The problems are many:

  • Low material capture including loss at MRF (materials recycling facility)
  • Quality inconsistency in supply due to contaminants
  • Soft demand in both domestic and international markets
  • Low cost of disposal—landfill cheap and plentiful
  • Cheaper virgin materials enjoy subsidies recycled content do not
  • Insufficient public education
  • Lack of infrastructure

Types of public policy tools being used in states like WI, ME, MA, CA, OR, WA, etc., include motivating consumer behavior with mandatory requirements and punishing the bad actors with fines and penalties.

Steps like this can help to provide market certainty, improve economies of scale and level the playing field. What drives higher capture of recyclables? Automatic collection via curbside carts, automatically built into your refuse hauling bill.

Note, some states with big populations like Florida and Texas have no public policy for recycling. States and municipalities having success in single family residential homes are now broadening efforts to include multi-family, commercial and public space.
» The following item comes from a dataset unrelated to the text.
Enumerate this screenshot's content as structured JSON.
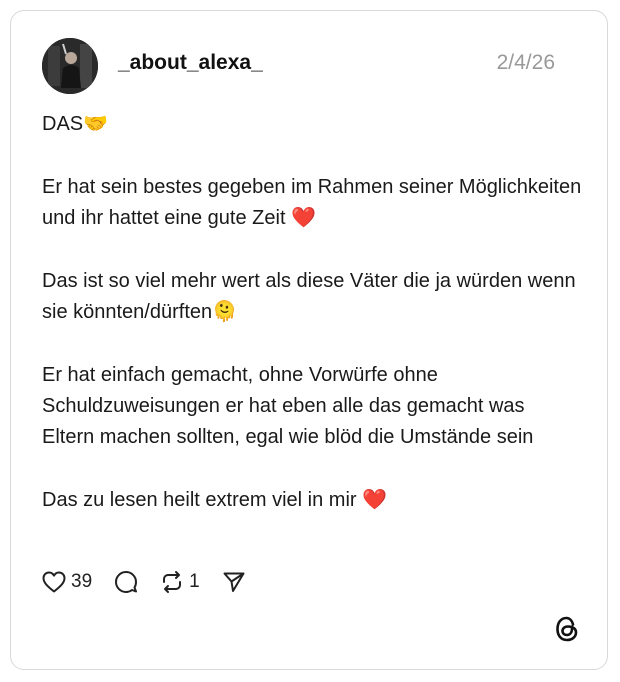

Funding comes from regulation and enforcement. Thirty-four states have disposal surcharges, not necessarily only on packaging, these user fees might also include furniture, etc. Any excessive use of the landfill comes with a price.

Other types of controls include hauler licensing for standards and best practices, recycled content purchasing policies, and “pay as you throw” programs incentivizing less waste and more recycling. Successful programs have seen 50% increases in recycling tonnage and 15-20% decreases in disposal.

Seen as more aggressive, EPR (extended producer responsibility) mandates are included in draft bills for packaging and printed paper in IN, WA and MA. Minimum recycled content and “tethered caps” are included in proposals.

On the positive side, there are tax incentives for lower carbon impact.

The new breed of young legislators is tired of the talk and is taking action. Even if some of these proposals are dialed back for sake of compromise, the trend is for more states and local governments to create public policy around sustainability, including single use plastics and packaging.